Ovulation is the process in female's menstrual cycle by which a mature ovarian follicle ruptures and discharges an ovum (also known as an oocyte, female gamete, or casually, an egg). Ovulation also occurs in the estrous cycle of other female mammals, which differs in many fundamental ways from the menstrual cycle. The time immediately surrounding ovulation is referred to as the ovulatory phase or the periovulatory period.
The Luteal Phase
The luteal phase (or secretory phase) is the latter phase of the menstrual or estrous cycle. It begins with the formation of the corpus luteum and ends in either pregnancy or luteolysis. The main hormone associated with this stage is progesterone, which is significantly higher during the luteal phase than other phases of the cycle. Some sources define the end of the luteal phase to be a distinct ischemic phase.
After ovulation, the pituitary hormones FSH and LH cause the remaining parts of the dominant follicle to transform into the corpus luteum. It continues to grow for some time after ovulation and produces significant amounts of hormones, particularly progesterone, and to a lesser extent, estrogen. Progesterone plays a vital role in making the endometrium receptive to implantation of the blastocyst and supportive of the early pregnancy. It also has the side effect of raising the woman's basal body temperature. The hormones produced by the corpus luteum also suppress production of the FSH and LH that the corpus luteum needs to maintain itself. With continued low levels of FSH and LH, the corpus luteum will atrophy. The death of the corpus luteum results in falling levels of progesterone and estrogen. These falling levels of ovarian hormones cause increased levels of FSH, which begins recruiting follicles for the next cycle. Continued drops in levels of estrogen and progesterone trigger the end of the luteal phase, menstruation and the beginning of the next cycle.

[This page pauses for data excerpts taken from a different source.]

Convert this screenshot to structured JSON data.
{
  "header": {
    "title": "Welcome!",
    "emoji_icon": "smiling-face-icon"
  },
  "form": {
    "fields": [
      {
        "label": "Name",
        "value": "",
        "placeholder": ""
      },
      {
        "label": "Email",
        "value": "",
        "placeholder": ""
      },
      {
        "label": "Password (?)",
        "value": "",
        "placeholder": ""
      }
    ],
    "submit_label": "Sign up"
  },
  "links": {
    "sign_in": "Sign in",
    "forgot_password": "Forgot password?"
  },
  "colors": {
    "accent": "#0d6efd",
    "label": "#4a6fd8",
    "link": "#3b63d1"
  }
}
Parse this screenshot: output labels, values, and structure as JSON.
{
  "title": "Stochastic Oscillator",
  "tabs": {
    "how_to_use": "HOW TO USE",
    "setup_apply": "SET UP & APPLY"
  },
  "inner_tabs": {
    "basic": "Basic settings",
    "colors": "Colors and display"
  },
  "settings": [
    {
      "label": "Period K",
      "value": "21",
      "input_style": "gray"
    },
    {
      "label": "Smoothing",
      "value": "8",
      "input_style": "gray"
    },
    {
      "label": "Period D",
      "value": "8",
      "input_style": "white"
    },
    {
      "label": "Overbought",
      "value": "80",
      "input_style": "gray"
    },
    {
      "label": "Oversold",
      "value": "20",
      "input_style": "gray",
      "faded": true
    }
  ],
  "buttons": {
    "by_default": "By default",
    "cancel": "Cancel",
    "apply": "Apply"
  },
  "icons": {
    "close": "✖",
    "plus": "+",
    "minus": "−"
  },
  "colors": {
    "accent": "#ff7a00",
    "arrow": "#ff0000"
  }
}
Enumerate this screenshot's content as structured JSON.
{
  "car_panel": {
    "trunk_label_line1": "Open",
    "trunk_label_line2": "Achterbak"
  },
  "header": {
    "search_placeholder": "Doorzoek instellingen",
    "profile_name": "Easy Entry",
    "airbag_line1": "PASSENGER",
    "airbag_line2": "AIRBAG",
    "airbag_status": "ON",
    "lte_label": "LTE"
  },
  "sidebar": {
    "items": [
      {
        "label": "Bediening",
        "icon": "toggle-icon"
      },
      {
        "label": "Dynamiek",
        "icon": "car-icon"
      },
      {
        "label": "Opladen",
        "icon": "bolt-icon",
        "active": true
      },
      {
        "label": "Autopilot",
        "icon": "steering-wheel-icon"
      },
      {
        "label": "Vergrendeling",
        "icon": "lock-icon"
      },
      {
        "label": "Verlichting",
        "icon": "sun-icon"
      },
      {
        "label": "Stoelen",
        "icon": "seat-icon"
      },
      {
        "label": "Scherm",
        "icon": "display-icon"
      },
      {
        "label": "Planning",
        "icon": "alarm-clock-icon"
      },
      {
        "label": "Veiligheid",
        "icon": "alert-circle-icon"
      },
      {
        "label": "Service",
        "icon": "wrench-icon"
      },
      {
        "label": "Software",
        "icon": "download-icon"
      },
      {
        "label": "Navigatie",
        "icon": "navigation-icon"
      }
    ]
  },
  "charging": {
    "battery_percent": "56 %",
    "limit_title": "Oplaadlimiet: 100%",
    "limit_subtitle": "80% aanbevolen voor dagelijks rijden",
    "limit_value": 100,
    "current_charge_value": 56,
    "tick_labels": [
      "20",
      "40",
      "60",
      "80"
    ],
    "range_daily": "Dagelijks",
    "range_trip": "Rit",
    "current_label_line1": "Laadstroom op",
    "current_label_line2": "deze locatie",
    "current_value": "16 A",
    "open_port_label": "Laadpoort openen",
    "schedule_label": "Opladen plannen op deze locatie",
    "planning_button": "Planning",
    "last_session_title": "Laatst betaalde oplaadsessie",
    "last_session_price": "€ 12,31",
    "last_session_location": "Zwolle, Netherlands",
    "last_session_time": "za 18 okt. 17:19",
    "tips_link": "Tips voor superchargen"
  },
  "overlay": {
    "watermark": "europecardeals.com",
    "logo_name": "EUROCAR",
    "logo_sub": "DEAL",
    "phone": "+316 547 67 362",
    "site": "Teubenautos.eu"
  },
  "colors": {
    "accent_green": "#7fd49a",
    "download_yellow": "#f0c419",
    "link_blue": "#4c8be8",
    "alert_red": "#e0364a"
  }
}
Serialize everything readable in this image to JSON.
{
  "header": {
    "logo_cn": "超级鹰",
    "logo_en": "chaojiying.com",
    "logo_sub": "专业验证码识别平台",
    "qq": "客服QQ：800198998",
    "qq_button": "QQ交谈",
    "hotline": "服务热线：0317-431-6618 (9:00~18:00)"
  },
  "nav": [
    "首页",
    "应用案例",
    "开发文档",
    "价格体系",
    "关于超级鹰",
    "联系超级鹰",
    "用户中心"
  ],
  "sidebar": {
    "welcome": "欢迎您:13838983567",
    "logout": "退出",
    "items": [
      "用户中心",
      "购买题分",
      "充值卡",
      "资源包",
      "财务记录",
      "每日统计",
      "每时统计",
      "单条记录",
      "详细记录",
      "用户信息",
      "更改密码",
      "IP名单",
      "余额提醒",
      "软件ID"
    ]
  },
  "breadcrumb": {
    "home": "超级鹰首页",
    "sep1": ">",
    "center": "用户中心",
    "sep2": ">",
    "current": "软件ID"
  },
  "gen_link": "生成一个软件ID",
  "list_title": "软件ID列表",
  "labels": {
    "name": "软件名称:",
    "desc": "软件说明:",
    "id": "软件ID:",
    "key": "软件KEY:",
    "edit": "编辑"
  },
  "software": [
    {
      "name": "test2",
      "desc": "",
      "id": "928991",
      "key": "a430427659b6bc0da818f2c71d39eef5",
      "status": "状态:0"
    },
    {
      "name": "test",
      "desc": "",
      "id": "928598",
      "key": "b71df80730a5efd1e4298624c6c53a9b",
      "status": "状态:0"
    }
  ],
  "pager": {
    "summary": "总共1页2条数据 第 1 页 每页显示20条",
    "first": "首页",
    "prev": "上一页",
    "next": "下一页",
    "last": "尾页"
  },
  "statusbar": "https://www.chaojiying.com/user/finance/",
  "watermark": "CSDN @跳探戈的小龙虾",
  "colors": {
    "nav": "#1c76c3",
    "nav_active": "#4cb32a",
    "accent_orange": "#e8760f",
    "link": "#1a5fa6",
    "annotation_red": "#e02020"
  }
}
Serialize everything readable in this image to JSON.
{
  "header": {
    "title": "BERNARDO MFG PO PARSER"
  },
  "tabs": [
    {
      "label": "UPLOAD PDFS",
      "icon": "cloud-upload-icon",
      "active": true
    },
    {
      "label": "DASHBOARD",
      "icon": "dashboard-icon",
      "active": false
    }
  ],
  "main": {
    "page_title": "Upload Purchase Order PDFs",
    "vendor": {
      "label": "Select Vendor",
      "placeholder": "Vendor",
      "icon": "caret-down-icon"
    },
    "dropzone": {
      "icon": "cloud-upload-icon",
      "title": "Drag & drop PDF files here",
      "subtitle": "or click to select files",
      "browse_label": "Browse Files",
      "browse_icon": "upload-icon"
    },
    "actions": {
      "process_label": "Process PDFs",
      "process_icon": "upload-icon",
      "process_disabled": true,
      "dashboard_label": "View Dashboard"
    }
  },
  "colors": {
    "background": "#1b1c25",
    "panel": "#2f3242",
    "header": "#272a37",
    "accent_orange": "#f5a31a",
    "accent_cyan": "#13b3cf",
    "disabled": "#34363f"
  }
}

The loss of the corpus luteum can be prevented by implantation of an embryo. After implantation, human embryos produce human chorionic gonadotropin (hCG), which is structurally similar to LH and can preserve the corpus luteum. Because the hormone is unique to the embryo, most pregnancy tests look for the presence of hCG. If implantation occurs, the corpus luteum will continue to produce progesterone (and maintain high basal body temperatures) for eight to twelve weeks, after which the placenta takes over this function.